GCA Mission Plane has New Purpose:
GCA is partnering with a missionary aviation training organization in Michigan that plans to use the Cessna U206 to provide advanced pilots training to serve around the world.
We Need Your Continued Support:
Please Donate Online at: http://www.GreatCommissionAir.org/donate.php
A retrospective of our service over the last 10 years with your support:
- Spent 5 of the last 10 years, living in small villages without running water, electricity.
- Done over 1,000 medevac flights from short, rough airstrips – saving many lives.
- Delivered nearly 90,000 lbs of food to Haiti in the weeks and months following the earthquake.
- Operated 4 aircraft in six countries (at one time or another).
- Been Instrumental in developing two medical aviation operations (in Guyana and Guatemala).
- Created a student sponsorship program that now supports 22 students in Mayalan, Guatemala.

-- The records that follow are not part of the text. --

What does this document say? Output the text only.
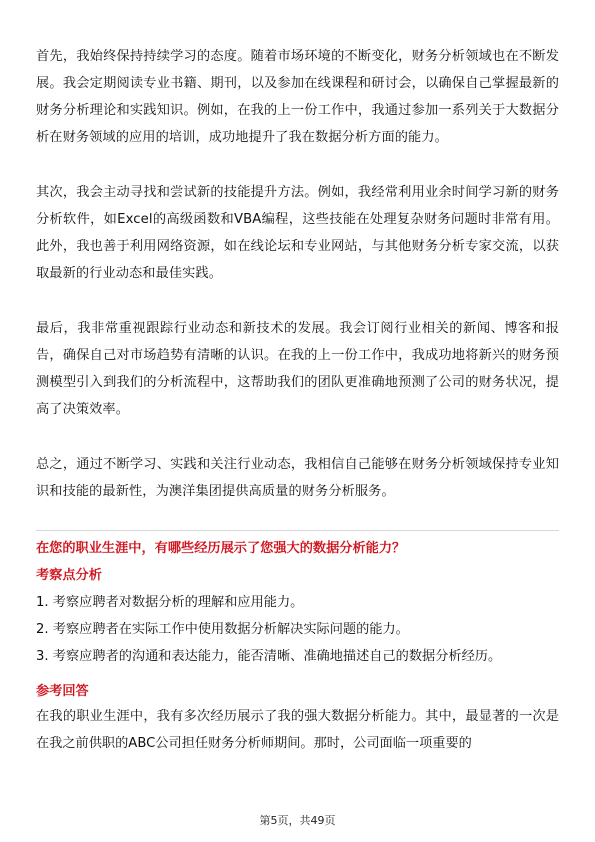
首先，我始终保持持续学习的态度。随着市场环境的不断变化，财务分析领域也在不断发展。我会定期阅读专业书籍、期刊，以及参加在线课程和研讨会，以确保自己掌握最新的财务分析理论和实践知识。例如，在我的上一份工作中，我通过参加一系列关于大数据分析在财务领域的应用的培训，成功地提升了我在数据分析方面的能力。

其次，我会主动寻找和尝试新的技能提升方法。例如，我经常利用业余时间学习新的财务分析软件，如Excel的高级函数和VBA编程，这些技能在处理复杂财务问题时非常有用。此外，我也善于利用网络资源，如在线论坛和专业网站，与其他财务分析专家交流，以获取最新的行业动态和最佳实践。

最后，我非常重视跟踪行业动态和新技术的发展。我会订阅行业相关的新闻、博客和报告，确保自己对市场趋势有清晰的认识。在我的上一份工作中，我成功地将新兴的财务预测模型引入到我们的分析流程中，这帮助我们的团队更准确地预测了公司的财务状况，提高了决策效率。

总之，通过不断学习、实践和关注行业动态，我相信自己能够在财务分析领域保持专业知识和技能的最新性，为澳洋集团提供高质量的财务分析服务。

在您的职业生涯中，有哪些经历展示了您强大的数据分析能力？
考察点分析
1. 考察应聘者对数据分析的理解和应用能力。
2. 考察应聘者在实际工作中使用数据分析解决实际问题的能力。
3. 考察应聘者的沟通和表达能力，能否清晰、准确地描述自己的数据分析经历。
参考回答

在我的职业生涯中，我有多次经历展示了我的强大数据分析能力。其中，最显著的一次是在我之前供职的ABC公司担任财务分析师期间。那时，公司面临一项重要的

第5页，共49页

- Carried nearly every drop of thousands of gallons of fuel, by hand, from drums to the plane.
- Performed most of the accounting and administration, oversight, maintenance and fundraising.

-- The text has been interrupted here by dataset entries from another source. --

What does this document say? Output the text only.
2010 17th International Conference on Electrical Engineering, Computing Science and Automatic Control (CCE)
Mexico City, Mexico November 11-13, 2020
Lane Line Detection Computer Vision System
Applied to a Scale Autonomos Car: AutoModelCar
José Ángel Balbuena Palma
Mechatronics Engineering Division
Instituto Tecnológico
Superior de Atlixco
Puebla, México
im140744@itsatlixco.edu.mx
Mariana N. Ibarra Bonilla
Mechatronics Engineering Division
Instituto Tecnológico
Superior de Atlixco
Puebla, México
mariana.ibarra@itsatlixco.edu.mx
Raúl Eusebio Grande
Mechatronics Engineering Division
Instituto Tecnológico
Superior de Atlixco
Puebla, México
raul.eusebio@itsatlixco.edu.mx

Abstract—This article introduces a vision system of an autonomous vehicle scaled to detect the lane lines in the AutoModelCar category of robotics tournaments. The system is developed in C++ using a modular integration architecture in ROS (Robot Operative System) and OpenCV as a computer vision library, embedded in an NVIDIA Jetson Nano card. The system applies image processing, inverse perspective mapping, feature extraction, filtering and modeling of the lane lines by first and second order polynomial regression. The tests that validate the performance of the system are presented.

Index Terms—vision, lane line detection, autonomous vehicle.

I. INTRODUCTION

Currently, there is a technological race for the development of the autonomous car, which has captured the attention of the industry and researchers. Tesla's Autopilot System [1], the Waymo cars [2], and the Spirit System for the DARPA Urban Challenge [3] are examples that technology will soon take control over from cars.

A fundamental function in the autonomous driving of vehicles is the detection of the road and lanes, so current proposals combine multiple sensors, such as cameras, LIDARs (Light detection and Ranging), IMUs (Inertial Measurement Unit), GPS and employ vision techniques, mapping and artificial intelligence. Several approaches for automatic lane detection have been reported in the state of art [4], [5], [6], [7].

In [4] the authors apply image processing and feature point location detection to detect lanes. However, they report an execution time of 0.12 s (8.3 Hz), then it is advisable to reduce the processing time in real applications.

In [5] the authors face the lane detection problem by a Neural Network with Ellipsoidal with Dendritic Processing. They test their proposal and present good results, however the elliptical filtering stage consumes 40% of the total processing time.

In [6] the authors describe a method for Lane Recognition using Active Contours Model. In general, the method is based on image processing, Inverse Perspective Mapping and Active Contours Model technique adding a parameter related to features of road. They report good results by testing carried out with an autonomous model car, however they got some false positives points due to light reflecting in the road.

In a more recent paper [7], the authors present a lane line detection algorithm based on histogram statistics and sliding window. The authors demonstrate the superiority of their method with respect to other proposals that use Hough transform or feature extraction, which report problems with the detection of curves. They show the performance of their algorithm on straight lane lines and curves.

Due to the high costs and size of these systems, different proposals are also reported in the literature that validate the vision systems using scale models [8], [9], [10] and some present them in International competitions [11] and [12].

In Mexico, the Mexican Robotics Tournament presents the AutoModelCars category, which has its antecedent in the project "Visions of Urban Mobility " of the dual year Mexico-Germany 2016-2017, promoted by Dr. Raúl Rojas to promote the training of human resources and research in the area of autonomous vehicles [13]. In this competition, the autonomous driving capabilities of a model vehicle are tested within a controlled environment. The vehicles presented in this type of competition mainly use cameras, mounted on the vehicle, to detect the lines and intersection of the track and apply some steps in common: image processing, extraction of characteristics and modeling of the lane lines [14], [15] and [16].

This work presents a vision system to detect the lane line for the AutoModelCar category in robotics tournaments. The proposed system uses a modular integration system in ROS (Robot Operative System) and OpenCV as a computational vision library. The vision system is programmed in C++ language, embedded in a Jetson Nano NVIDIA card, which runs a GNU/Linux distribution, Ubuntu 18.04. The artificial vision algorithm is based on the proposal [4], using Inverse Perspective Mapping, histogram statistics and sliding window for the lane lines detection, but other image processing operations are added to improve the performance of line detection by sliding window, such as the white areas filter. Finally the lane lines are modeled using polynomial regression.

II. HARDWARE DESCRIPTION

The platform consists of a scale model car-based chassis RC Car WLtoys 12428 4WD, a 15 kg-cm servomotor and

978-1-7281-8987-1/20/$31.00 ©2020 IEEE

- Distributed Audio Bibles in the Mayan languages to village churches.
- Transported dozens of medical teams and volunteer teams.
- Trained pilots to fly in Guatemala, one of whom is still flying in Tanzania.
- Hosted missionaries and medical volunteers in our home.
- Raised two children, home-schooled, most of their lives in the remote village of Mayalan.
- Spent years carrying drinking water from a small seasonal creek up a large hill to our home.
- Survived countless bouts of parasite and skin infections.
- Mowed entire airstrips by hand with a push mower (when it was necessary).
- Used 40 year-old aircraft to provide humanitarian and missions support.
- Survived one horrific airplane crash with two medevac patients on board (with no injuries).
- Survived dozens of “close calls” on airstrips with a multitude of obstructions and animals.
- Survived a death threat from one of the most violent drug cartels on earth.
- Carried many patients with my own hands to the aircraft.
- Carried the bodies of patients who did not make it to their destination.
- Mourned with the families of those that have died and rejoiced with those that survived.
- Neglected the financial security of our family, so we could help others.
- Followed God’s calling in our lives – through it all
Tell me, is this a worthwhile ministry?